Виссарион Захаревский в это время, окончив хлопоты с обедом и видя, что Марьеновский сидит один-одинешенек смиренно в углу, счел не лишним занять его: он его, по преимуществу, уважал за чин тайного советника.
— Какого это севастопольца Вихров хотел привезти на обед? — спросил он, чтобы о чем-нибудь только заговорить с ним и подсаживаясь к нему.
— Эйсмонда, вероятно, — отвечал с небольшою улыбкою Марьеновский.
— А!.. Да ведь у него с его женой есть что-то такое.
— Говорят! — отвечал с прежнею улыбкою Марьеновский.
— Я как-то его с ней встретил в Павловске.
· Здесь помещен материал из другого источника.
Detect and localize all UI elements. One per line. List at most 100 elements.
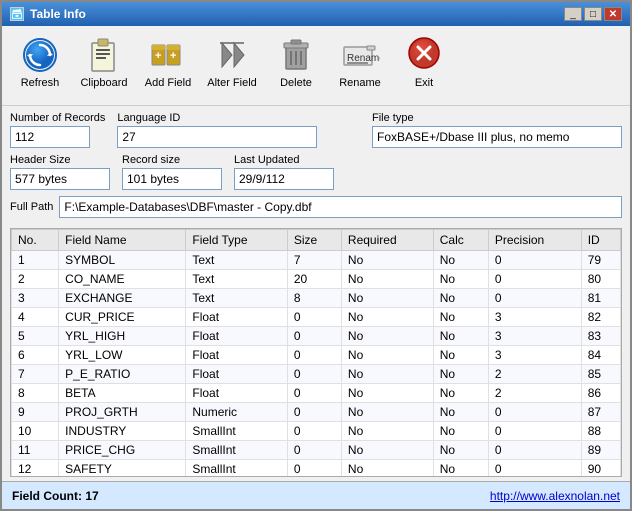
table-cell: 83 [581, 327, 620, 346]
table-cell: 0 [287, 365, 341, 384]
table-row[interactable]: 9PROJ_GRTHNumeric0NoNo087 [12, 403, 621, 422]
table-cell: 84 [581, 346, 620, 365]
table-cell: No [433, 422, 488, 441]
table-cell: 2 [488, 365, 581, 384]
refresh-button[interactable]: Refresh [10, 30, 70, 94]
table-cell: SYMBOL [59, 251, 186, 270]
table-cell: EXCHANGE [59, 289, 186, 308]
close-button[interactable]: ✕ [604, 7, 622, 21]
exit-button[interactable]: Exit [394, 30, 454, 94]
table-header: No. Field Name Field Type Size Required … [12, 230, 621, 251]
table-cell: 7 [287, 251, 341, 270]
table-cell: 87 [581, 403, 620, 422]
file-type-field: File type [372, 112, 622, 148]
table-cell: 79 [581, 251, 620, 270]
language-id-input[interactable] [117, 126, 317, 148]
table-cell: SmallInt [186, 460, 287, 477]
clipboard-button[interactable]: Clipboard [74, 30, 134, 94]
table-cell: 12 [12, 460, 59, 477]
record-size-field: Record size [122, 154, 222, 190]
table-cell: CO_NAME [59, 270, 186, 289]
record-size-label: Record size [122, 154, 222, 166]
svg-text:+: + [170, 50, 176, 62]
table-cell: 2 [488, 384, 581, 403]
add-field-label: Add Field [145, 77, 191, 89]
add-field-button[interactable]: + + Add Field [138, 30, 198, 94]
table-cell: No [341, 251, 433, 270]
header-size-input[interactable] [10, 168, 110, 190]
rename-button[interactable]: Rename Rename [330, 30, 390, 94]
table-cell: No [433, 441, 488, 460]
table-cell: No [341, 346, 433, 365]
table-cell: No [433, 289, 488, 308]
table-cell: 8 [287, 289, 341, 308]
table-row[interactable]: 11PRICE_CHGSmallInt0NoNo089 [12, 441, 621, 460]
table-row[interactable]: 8BETAFloat0NoNo286 [12, 384, 621, 403]
col-field-name: Field Name [59, 230, 186, 251]
record-size-input[interactable] [122, 168, 222, 190]
table-row[interactable]: 6YRL_LOWFloat0NoNo384 [12, 346, 621, 365]
last-updated-field: Last Updated [234, 154, 334, 190]
delete-button[interactable]: Delete [266, 30, 326, 94]
table-row[interactable]: 12SAFETYSmallInt0NoNo090 [12, 460, 621, 477]
table-cell: PROJ_GRTH [59, 403, 186, 422]
table-row[interactable]: 5YRL_HIGHFloat0NoNo383 [12, 327, 621, 346]
table-cell: 11 [12, 441, 59, 460]
table-row[interactable]: 7P_E_RATIOFloat0NoNo285 [12, 365, 621, 384]
table-row[interactable]: 2CO_NAMEText20NoNo080 [12, 270, 621, 289]
full-path-input[interactable] [59, 196, 622, 218]
table-cell: Float [186, 346, 287, 365]
num-records-input[interactable] [10, 126, 90, 148]
website-link[interactable]: http://www.alexnolan.net [490, 489, 620, 503]
table-cell: No [433, 384, 488, 403]
num-records-label: Number of Records [10, 112, 105, 124]
table-cell: 0 [287, 422, 341, 441]
language-id-field: Language ID [117, 112, 317, 148]
col-precision: Precision [488, 230, 581, 251]
svg-text:+: + [155, 50, 161, 62]
table-cell: No [433, 403, 488, 422]
table-cell: 0 [287, 441, 341, 460]
table-cell: CUR_PRICE [59, 308, 186, 327]
table-cell: 0 [488, 289, 581, 308]
header-size-field: Header Size [10, 154, 110, 190]
delete-icon [276, 35, 316, 75]
table-cell: 0 [287, 327, 341, 346]
table-cell: No [341, 289, 433, 308]
title-controls: _ □ ✕ [564, 7, 622, 21]
maximize-button[interactable]: □ [584, 7, 602, 21]
table-row[interactable]: 3EXCHANGEText8NoNo081 [12, 289, 621, 308]
file-type-input[interactable] [372, 126, 622, 148]
table-cell: YRL_HIGH [59, 327, 186, 346]
table-cell: 0 [287, 346, 341, 365]
table-cell: 89 [581, 441, 620, 460]
table-cell: No [341, 422, 433, 441]
table-cell: Float [186, 308, 287, 327]
table-cell: YRL_LOW [59, 346, 186, 365]
table-cell: 9 [12, 403, 59, 422]
last-updated-input[interactable] [234, 168, 334, 190]
table-cell: 3 [488, 308, 581, 327]
fields-table-container: No. Field Name Field Type Size Required … [10, 228, 622, 477]
fields-table-scroll[interactable]: No. Field Name Field Type Size Required … [11, 229, 621, 476]
table-cell: 6 [12, 346, 59, 365]
minimize-button[interactable]: _ [564, 7, 582, 21]
table-row[interactable]: 1SYMBOLText7NoNo079 [12, 251, 621, 270]
table-cell: 0 [287, 308, 341, 327]
alter-field-label: Alter Field [207, 77, 257, 89]
table-cell: 0 [287, 460, 341, 477]
svg-text:Rename: Rename [347, 53, 380, 64]
table-row[interactable]: 10INDUSTRYSmallInt0NoNo088 [12, 422, 621, 441]
table-cell: No [341, 365, 433, 384]
table-cell: 0 [488, 251, 581, 270]
table-cell: 0 [287, 384, 341, 403]
window-icon: 🗃 [10, 7, 24, 21]
field-count-text: Field Count: 17 [12, 489, 99, 503]
table-cell: P_E_RATIO [59, 365, 186, 384]
table-row[interactable]: 4CUR_PRICEFloat0NoNo382 [12, 308, 621, 327]
add-field-icon: + + [148, 35, 188, 75]
alter-field-button[interactable]: Alter Field [202, 30, 262, 94]
table-cell: 81 [581, 289, 620, 308]
table-cell: Text [186, 289, 287, 308]
table-cell: 10 [12, 422, 59, 441]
Это черт знает что такое — она старуха совсем!
— Да, не молода уж!
— Но что ж ему за охота?
— Старая, вероятно, какая-нибудь привязанность, которую не хочет да, может быть, и не может нарушить: ведь он — романтик, а не практик, как вы! — заключил немного ядовито Марьеновский.
— Черт знает, все-таки не понимаю! — произнес Виссарион и через несколько времени уехал в своем щегольском экипаже с братом по Невскому.
Прочие тоже вскоре за тем разошлись.